The manager grimaces. —I doubt it. Maybe if you tell me what you need I can try to help you.

I wipe my hand over my face and try to explain my case as reasonably as possible. The manager listens to my story without expression. He opens a door behind the counter and beckons me in.

—Come to my office. I want to speak to you.

I follow him through a labyrinth of low-ceilinged hallways to his office, a windowless room overflowing with mounds of curling paper. He sits down behind a steel desk and asks me to have a seat.

—I work on cases of missing mail having value. And I also work with the post museum. So you are very lucky to have found me.

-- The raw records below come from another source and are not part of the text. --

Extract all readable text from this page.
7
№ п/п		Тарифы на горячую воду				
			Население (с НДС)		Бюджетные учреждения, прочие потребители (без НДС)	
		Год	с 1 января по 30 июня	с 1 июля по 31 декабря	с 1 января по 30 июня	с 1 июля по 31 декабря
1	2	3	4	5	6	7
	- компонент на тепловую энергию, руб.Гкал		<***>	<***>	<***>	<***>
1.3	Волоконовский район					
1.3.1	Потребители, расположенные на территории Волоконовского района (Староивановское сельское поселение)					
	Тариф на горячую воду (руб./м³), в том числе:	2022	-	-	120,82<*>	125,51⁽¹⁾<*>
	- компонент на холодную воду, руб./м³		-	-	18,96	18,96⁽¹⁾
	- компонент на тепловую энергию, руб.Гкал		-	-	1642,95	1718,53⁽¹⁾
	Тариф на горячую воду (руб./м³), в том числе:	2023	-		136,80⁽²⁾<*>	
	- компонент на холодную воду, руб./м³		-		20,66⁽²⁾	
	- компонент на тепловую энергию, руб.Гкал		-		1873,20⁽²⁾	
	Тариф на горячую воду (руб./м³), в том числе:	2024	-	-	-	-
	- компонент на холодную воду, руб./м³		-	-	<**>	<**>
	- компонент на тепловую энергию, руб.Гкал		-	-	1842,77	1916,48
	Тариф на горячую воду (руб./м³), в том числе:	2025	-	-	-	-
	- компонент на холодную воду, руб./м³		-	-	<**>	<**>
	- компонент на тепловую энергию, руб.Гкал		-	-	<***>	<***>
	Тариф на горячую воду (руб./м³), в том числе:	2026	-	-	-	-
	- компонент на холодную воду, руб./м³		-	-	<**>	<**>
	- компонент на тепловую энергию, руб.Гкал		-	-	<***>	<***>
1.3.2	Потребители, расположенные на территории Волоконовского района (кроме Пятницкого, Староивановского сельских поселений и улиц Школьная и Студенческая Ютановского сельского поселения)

The manager assumes an expression of immense gravity. He says he is taking the time to explain these matters to me because I am a foreigner and he knows things are different in my own country. In Europe public institutions have an important role in society, he tells me, and the postal service is no exception, for in Germany public service is a respectable occupation and not merely a final asylum for the lazy and incompetent. He allows that I am only a visitor in this country, but a visitor in any foreign country must respect its customs, and in this country it is very rude to obstruct the business of an important public institution on account of my own private whim.

It is because I seem an intelligent and reasonable young man, the manager continues, that I ought to know better than to waste the time of himself and his employees. Common sense alone should have dictated the answer to my question; it did not require the molesting of one postal employee, let alone five agents and a manager, to determine that unclaimed poste restante was not kept for eighty years. He finishes by explaining that in this country such institutions as this one are required to be transparent, and for this reason he will now listen to whatever queries I might have.